John had a good run as an editor, both of intellectual journals and of anthologies. He was an assistant editor at Encounter. He was the literary editor of the New Statesman at a time when the so-called back of the book, where reviews of books and arts appeared, was easily the best thing about it. He later worked at the same job for the Spectator.
But John’s great editorial contribution was as the principal editor of the Times Literary Supplement, from 1974 to 1981. As editor of the TLS he put an end to the paper’s long tradition of anonymous reviewing, which too frequently resulted in the corrupt practice of puffing the books of friends and sneering at those of enemies. Quite as important, he widened the range of the TLS, making it less scholarly-parochial by opening it up to subjects of broader intellectual interest without in any way diminishing its seriousness.
His editorship at the TLS came at a difficult time. For one thing, the then very belligerent British printing union was menacing the paper, frequently threatening not to print the current week’s edition or refusing to do the lithography that made possible the photographs and drawings accompanying an issue. (This belligerence was finally put down by the new owner of the Times, Rupert Murdoch, who built a new printing plant in the London district of Wapping, which kicked into force, with the help of the Electrical, Electronic, Telecommunications, and Plumbing Union (EETPU), when the printing unions announced a full-scale strike in 1986.)

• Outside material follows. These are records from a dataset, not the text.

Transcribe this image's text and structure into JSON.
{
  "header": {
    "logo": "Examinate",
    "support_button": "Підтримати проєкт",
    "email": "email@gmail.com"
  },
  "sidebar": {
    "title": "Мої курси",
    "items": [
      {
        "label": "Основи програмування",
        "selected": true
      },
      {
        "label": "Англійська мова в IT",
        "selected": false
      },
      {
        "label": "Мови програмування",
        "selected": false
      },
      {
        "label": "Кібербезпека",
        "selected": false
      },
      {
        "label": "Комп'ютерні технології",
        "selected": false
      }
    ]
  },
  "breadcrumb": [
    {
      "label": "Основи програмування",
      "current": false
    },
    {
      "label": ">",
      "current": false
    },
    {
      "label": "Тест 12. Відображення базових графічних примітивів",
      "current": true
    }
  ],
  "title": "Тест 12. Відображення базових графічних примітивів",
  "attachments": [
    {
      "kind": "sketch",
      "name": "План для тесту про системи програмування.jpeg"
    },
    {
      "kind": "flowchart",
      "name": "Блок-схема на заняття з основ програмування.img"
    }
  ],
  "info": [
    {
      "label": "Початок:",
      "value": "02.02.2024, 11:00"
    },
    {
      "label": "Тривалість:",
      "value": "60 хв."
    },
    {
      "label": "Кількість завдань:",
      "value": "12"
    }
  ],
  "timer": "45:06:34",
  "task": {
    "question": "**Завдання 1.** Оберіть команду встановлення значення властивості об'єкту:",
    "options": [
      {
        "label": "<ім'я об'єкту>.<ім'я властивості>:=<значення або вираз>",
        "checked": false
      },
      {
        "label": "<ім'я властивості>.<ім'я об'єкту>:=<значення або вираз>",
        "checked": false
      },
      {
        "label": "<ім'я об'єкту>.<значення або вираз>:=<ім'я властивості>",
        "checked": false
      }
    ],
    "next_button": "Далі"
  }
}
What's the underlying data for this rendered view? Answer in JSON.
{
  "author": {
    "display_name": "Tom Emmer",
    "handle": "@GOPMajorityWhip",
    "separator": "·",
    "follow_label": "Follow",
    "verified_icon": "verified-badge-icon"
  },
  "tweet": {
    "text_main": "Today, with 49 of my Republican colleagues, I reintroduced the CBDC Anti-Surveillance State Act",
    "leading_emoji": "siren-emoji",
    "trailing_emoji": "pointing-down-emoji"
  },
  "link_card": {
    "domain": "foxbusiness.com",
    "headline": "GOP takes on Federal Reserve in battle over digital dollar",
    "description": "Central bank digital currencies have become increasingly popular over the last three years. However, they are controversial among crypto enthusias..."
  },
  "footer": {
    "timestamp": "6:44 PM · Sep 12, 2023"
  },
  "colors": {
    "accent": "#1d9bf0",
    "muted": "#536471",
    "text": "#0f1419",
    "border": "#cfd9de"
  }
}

The TLS had the standing of a national paper, which meant it couldn’t, like most American intellectual journals, comfortably hew to a political line. The time of John’s editorship also saw the rise, in universities, of critical theory, academic feminism, and other university waste products, whose measure one may be sure John had taken but which he could not altogether ignore in the pages of the TLS. Although John had his own politics and his own strong views on all things literary, as editor of the TLS he had to walk a high and slippery tightrope. That he did so without ever undermining his own beliefs or surrendering his standards is a tribute to his tact, subtlety, and extraordinary intellectual balance.